Anterior Capsule Fibrosis and Phimosis
Capsular fibrosis is associated with clouding of the anterior capsule. If a substantial portion of the IOL optic is covered by the opaque anterior capsule, including portions exposed through the undilated pupil, the patient may experience symptoms such as glare, especially at night because of physiologic mydriasis in darkness, or a perception that vision has become cloudy or hazy. The term capsular phimosis describes the postoperative contraction of the anterior capsule opening as a result of circumferential fibrosis. Phimosis produces symptoms similar to and often more pronounced than those of fibrosis alone.
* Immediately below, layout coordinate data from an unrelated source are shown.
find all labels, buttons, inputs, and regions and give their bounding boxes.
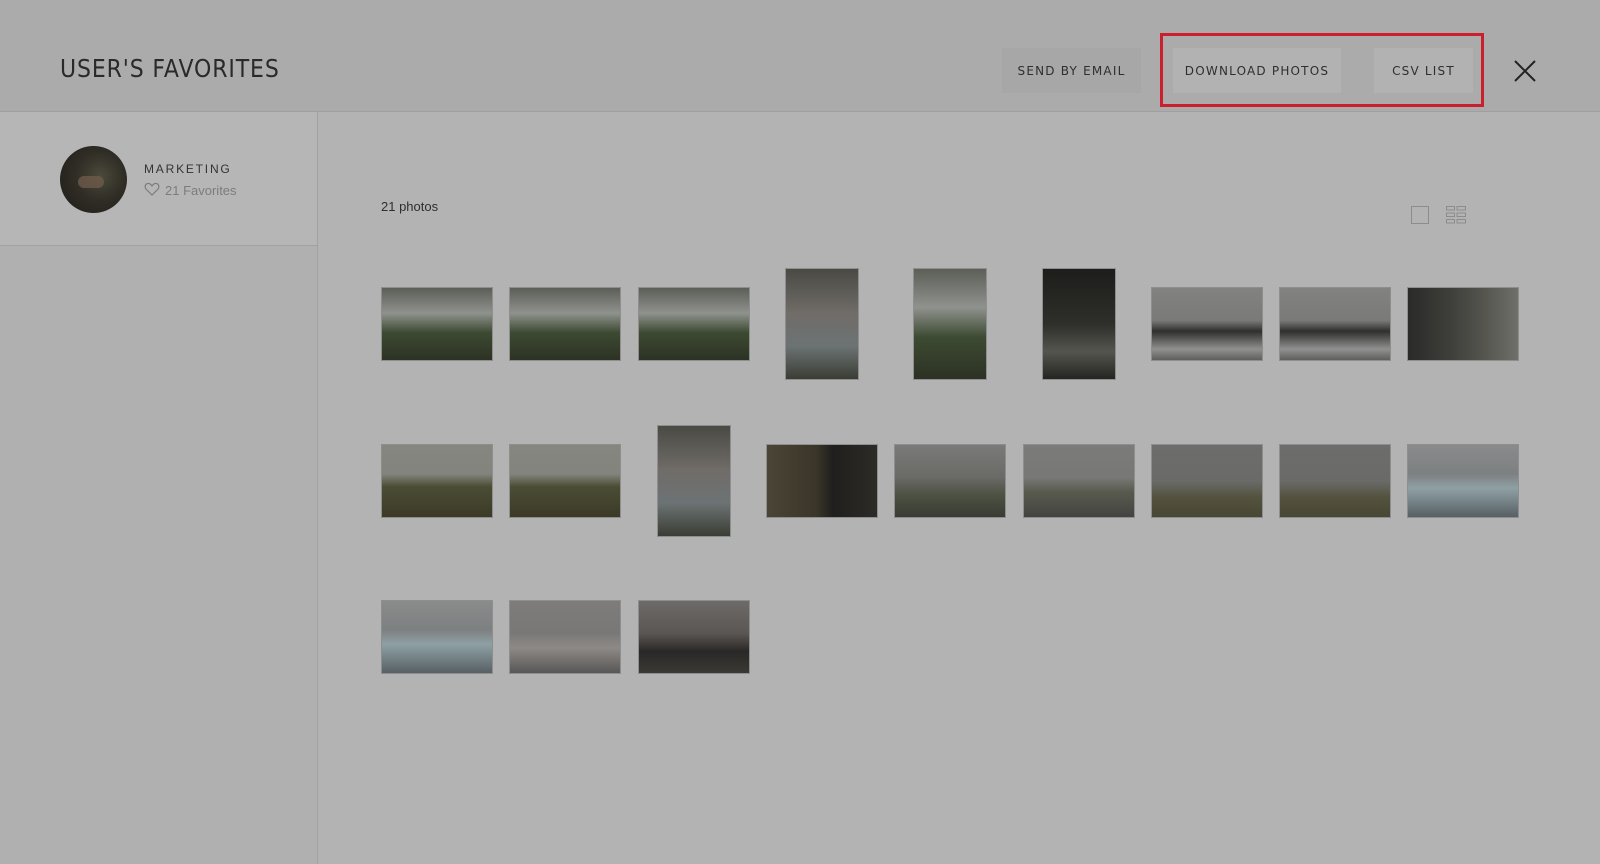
single-view-icon[interactable] [1411,206,1429,224]
photo-thumbnail[interactable] [914,269,986,379]
photo-thumbnail[interactable] [1280,445,1390,517]
photo-thumbnail[interactable] [1024,445,1134,517]
photo-thumbnail[interactable] [1152,445,1262,517]
page-header: USER'S FAVORITES SEND BY EMAIL DOWNLOAD … [0,0,1600,112]
photo-thumbnail[interactable] [510,445,620,517]
photo-thumbnail[interactable] [895,445,1005,517]
photo-thumbnail[interactable] [510,601,620,673]
favorites-count: 21 Favorites [144,182,237,199]
photo-thumbnail[interactable] [382,445,492,517]
photo-thumbnail[interactable] [382,288,492,360]
photo-thumbnail[interactable] [510,288,620,360]
send-by-email-button[interactable]: SEND BY EMAIL [1002,48,1141,93]
photo-thumbnail[interactable] [786,269,858,379]
user-name: MARKETING [144,162,232,176]
photo-thumbnail[interactable] [1043,269,1115,379]
photo-thumbnail[interactable] [1280,288,1390,360]
photo-thumbnail[interactable] [1152,288,1262,360]
grid-view-icon[interactable] [1446,206,1466,224]
photo-thumbnail[interactable] [639,288,749,360]
photo-thumbnail[interactable] [1408,445,1518,517]
photo-thumbnail[interactable] [1408,288,1518,360]
photo-thumbnail[interactable] [658,426,730,536]
close-icon[interactable] [1512,58,1538,84]
favorites-label: 21 Favorites [165,183,237,198]
user-card[interactable]: MARKETING 21 Favorites [0,112,317,246]
photo-count: 21 photos [381,199,439,214]
photo-thumbnail[interactable] [767,445,877,517]
heart-icon [144,182,160,199]
highlight-annotation [1160,33,1484,107]
photo-thumbnail[interactable] [639,601,749,673]
avatar [60,146,127,213]
sidebar: MARKETING 21 Favorites [0,112,318,864]
photo-thumbnail[interactable] [382,601,492,673]
page-title: USER'S FAVORITES [60,54,280,83]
Fibrosis and anterior capsule contraction occur more frequently with smaller capsulorrhexis openings, underlying pseudoexfoliation syndrome, and abnormal or asymmetric zonular support (eg, penetrating or blunt trauma, Marfan syndrome, or surgical trauma). Anterior capsule contraction may contribute to late pseudophacodonesis or in-the-bag IOL subluxation due to stress on the zonular apparatus.
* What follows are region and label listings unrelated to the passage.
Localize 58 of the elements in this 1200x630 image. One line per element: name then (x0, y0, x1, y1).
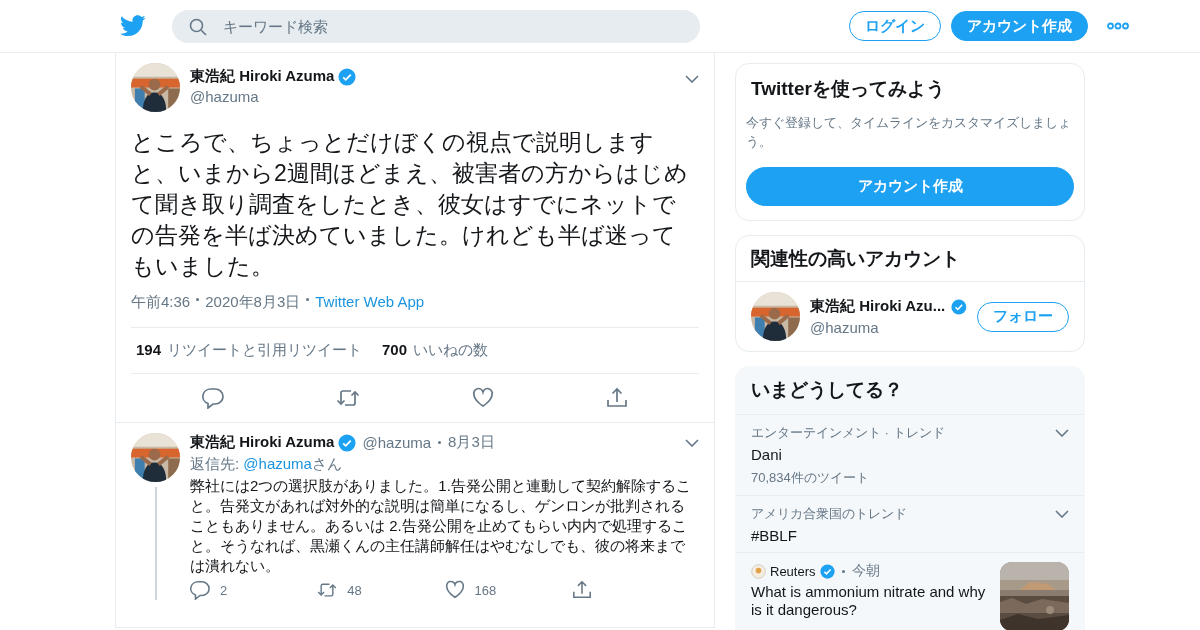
chevron-down-icon[interactable] (685, 75, 699, 83)
retweet-count[interactable]: 194 リツイートと引用リツイート (136, 341, 363, 360)
mention-link[interactable]: @hazuma (243, 455, 312, 472)
user-name[interactable]: 東浩紀 Hiroki Azuma (190, 67, 335, 86)
card-title: Twitterを使ってみよう (750, 77, 946, 101)
card-title: 関連性の高いアカウント (736, 236, 1084, 282)
reply-count: 2 (220, 582, 228, 598)
search-icon (189, 17, 207, 36)
signup-button[interactable]: アカウント作成 (746, 167, 1074, 206)
source-link[interactable]: Twitter Web App (315, 293, 425, 310)
card-title: いまどうしてる？ (736, 367, 1084, 415)
user-handle[interactable]: @hazuma (190, 88, 675, 105)
chevron-down-icon[interactable] (1055, 510, 1069, 518)
tweet-date[interactable]: 8月3日 (448, 433, 495, 452)
retweet-icon[interactable] (317, 580, 338, 600)
tweet-count: 70,834件のツイート (751, 469, 870, 487)
user-handle[interactable]: @hazuma (362, 434, 432, 451)
tweet-text: ところで、ちょっとだけぼくの視点で説明しますと、いまから2週間ほどまえ、被害者の方からはじめて聞き取り調査をしたとき、彼女はすでにネットでの告発を半ば決めていました。けれども半ば迷ってもいました。 (131, 128, 689, 281)
retweet-count: 48 (347, 582, 362, 598)
separator-dot (196, 298, 200, 301)
signup-button[interactable]: アカウント作成 (951, 11, 1088, 41)
tweet-text: 弊社には2つの選択肢がありました。1.告発公開と連動して契約解除すること。告発文があれば対外的な説明は簡単になるし、ゲンロンが批判されることもありません。あるいは 2.告発公開を止めてもらい内内で処理すること。そうなれば、黒瀬くんの主任講師解任はやむなしでも、彼の将来までは潰れない。 (190, 476, 692, 576)
trend-item[interactable]: アメリカ合衆国のトレンド #BBLF (736, 496, 1084, 553)
news-headline: What is ammonium nitrate and why is it dangerous? (751, 583, 987, 619)
news-item[interactable]: Reuters 今朝 What is ammonium nitrate and why is it dangerous? (736, 553, 1084, 630)
search-field[interactable]: キーワード検索 (172, 9, 700, 43)
reply-icon[interactable] (202, 387, 224, 409)
tweet-date: 2020年8月3日 (205, 293, 301, 310)
news-logo-icon (751, 563, 766, 579)
trend-name: #BBLF (751, 527, 798, 544)
user-handle[interactable]: @hazuma (810, 319, 967, 336)
share-icon[interactable] (571, 580, 592, 600)
trend-context: アメリカ合衆国のトレンド (751, 505, 907, 523)
user-name[interactable]: 東浩紀 Hiroki Azuma (190, 433, 335, 452)
news-time: 今朝 (851, 562, 880, 580)
chevron-down-icon[interactable] (1055, 429, 1069, 437)
reply-to-text: 返信先: @hazumaさん (190, 455, 343, 474)
chevron-down-icon[interactable] (685, 438, 699, 447)
share-icon[interactable] (606, 387, 628, 409)
heart-icon[interactable] (472, 387, 494, 409)
tweet-time: 午前4:36 (131, 293, 191, 310)
bird-logo-icon[interactable] (120, 15, 146, 37)
separator-dot (306, 298, 310, 301)
more-icon[interactable] (1107, 22, 1129, 30)
user-name[interactable]: 東浩紀 Hiroki Azu... (810, 297, 946, 316)
card-description: 今すぐ登録して、タイムラインをカスタマイズしましょう。 (746, 114, 1072, 151)
login-button[interactable]: ログイン (849, 11, 941, 41)
reply-icon[interactable] (190, 580, 210, 600)
separator-dot (438, 441, 442, 444)
like-count: 168 (474, 582, 497, 598)
trend-item[interactable]: エンターテインメント · トレンド Dani 70,834件のツイート (736, 415, 1084, 496)
like-count[interactable]: 700 いいねの数 (382, 341, 489, 360)
follow-button[interactable]: フォロー (977, 301, 1069, 332)
separator-dot (841, 569, 845, 573)
trend-context: エンターテインメント · トレンド (751, 424, 945, 442)
news-source: Reuters (770, 563, 816, 579)
heart-icon[interactable] (444, 580, 465, 600)
trend-name: Dani (751, 446, 783, 463)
Anterior capsule contraction, but not PCO, may be reduced with anterior capsule polishing to remove residual lens epithelial cells. Capsular phimosis can be treated with several radial Nd:YAG laser anterior capsulotomies to release the annular contraction, reduce the traction on the zonule, and enlarge the anterior capsule opening (Fig 11-14). This procedure is performed similar to Nd:YAG laser posterior capsulotomy, with care taken to not defocus too far posteriorly and damage the underlying IOL with laser pitting. In general, the anterior capsule tissue or a fibrotic ring is tougher and thus requires more laser power than does the posterior capsule.